Encryption - Likelihood vs Impact

lardo11lardo11 Registered Users Posts: 3 ■□□□□□□□□□
Hi everyone, I'm studying for the CISSP and hoping to take it soon. I took a practice test out of a book, and it had a question that I'm not too sure about what the correct answer is, and I'm not sure I agree with what the answer key says. Here is the question:

Renee is using encryption to safeguard sensitive business secrets when in transit over the Internet. What risk metric is she attempting to lower?
A. Likelihood
B. RTO
C. MTO
D. Impact

Obviously the middle two are wrong. I can see why both A and D would be considered correct, but I thought that D would be the better answer, because it reduces the impact of having the data intercepted, because the attacker wouldn't be able to access the cleartext. The answer key says A is correct because "Using encryption reduces risk by lowering the likelihood that an eavesdropper will be able to gain access to sensitive information."

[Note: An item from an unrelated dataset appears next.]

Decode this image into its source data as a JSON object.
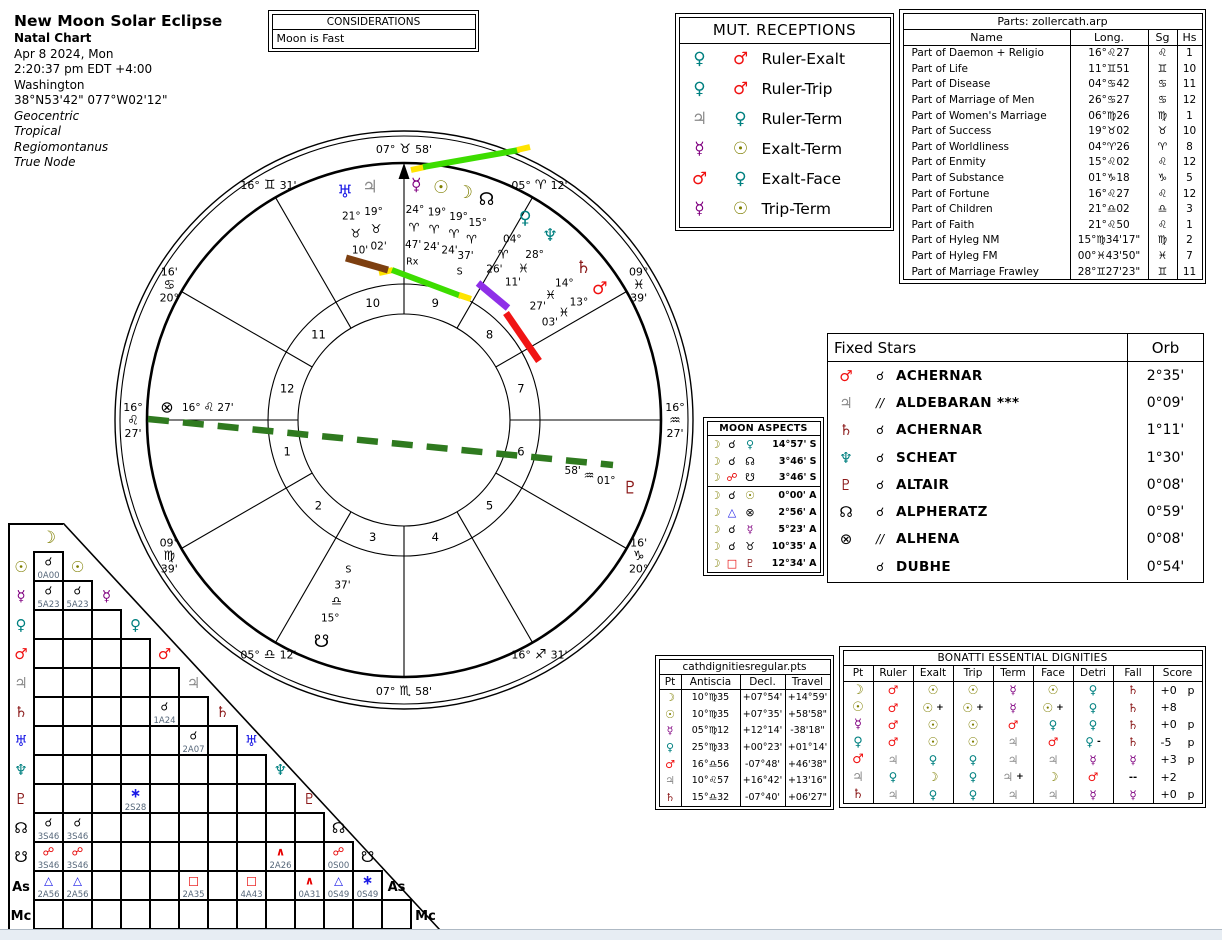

Am I wrong in my reasoning?

Comments

  • djcarterdjcarter Member Posts: 44 ■■□□□□□□□□
    They probably were approaching likelihood of it getting intercepted, versus the way you looked at it as reading or exposure.
  • 636-555-3226636-555-3226 Member Posts: 975 ■■■■■□□□□□
    likelihood and impact are both true, but likelihood is the better answer because it comes first IMO. unless someone gets the encryption key, you're using something like DES (not 3DES), or your password is "password" - good encryption drops likelihood down to all but zero. impact is also zero since nothing bad is going to happen, but you need likelihood to exist before any impact hits, so i'd focus on likelihood being the right one.

    a classic example of both answers are right, but what was the person who wrote the question thinking at that particular moment he was writing the answer key.....
  • lardo11lardo11 Registered Users Posts: 3 ■□□□□□□□□□
    Thank you for the answer, the explanation about likelihood coming before impact makes sense. That was definitely a frustrating question to get wrong!
  • dhay13dhay13 Member Posts: 580 ■■■■□□□□□□
    Agreed with A being the correct answer. The 'likelihood' is reduced by using encryption but the way I interpret it, the 'impact' doesn't change if the data is intercepted and able to be read. In this context I feel that D doesn't apply.
  • TechGuru80TechGuru80 Member Posts: 1,539 ■■■■■■□□□□
    Think of it this way...encrypting the information does not lower the impact if that information can be acquired by somebody...if the information was a trade secret it will still cause the same damage because it is still a trade secret. By using encryption it WOULD lower the likelihood of being intercepted.

    Questions like this can be very tricky but you have to get to the root of the question.
  • markulousmarkulous Member Posts: 2,394 ■■■■■■■■□□
    Technically it does lower the impact because if someone acquired the information and they are using a strong algorithm, then all they will see is obfuscated text.

    Likelihood is the better answer though. As 636 said, it comes first and has a bigger effect on likelihood.
  • Danielm7Danielm7 Member Posts: 2,310 ■■■■■■■■□□
    Yep, that is one thing with the exam, there are usually 2 you can cross off right away, then figure out the best answer. If you see one first and say it's right, always take the time to check the other answers, as one could easily be "more right".
  • lardo11lardo11 Registered Users Posts: 3 ■□□□□□□□□□
    These are all good answers, thank you everybody. I just took the official ISC2 Sybex practice test and got an 84%, so I think I'm about ready to take the exam. Wish me luck!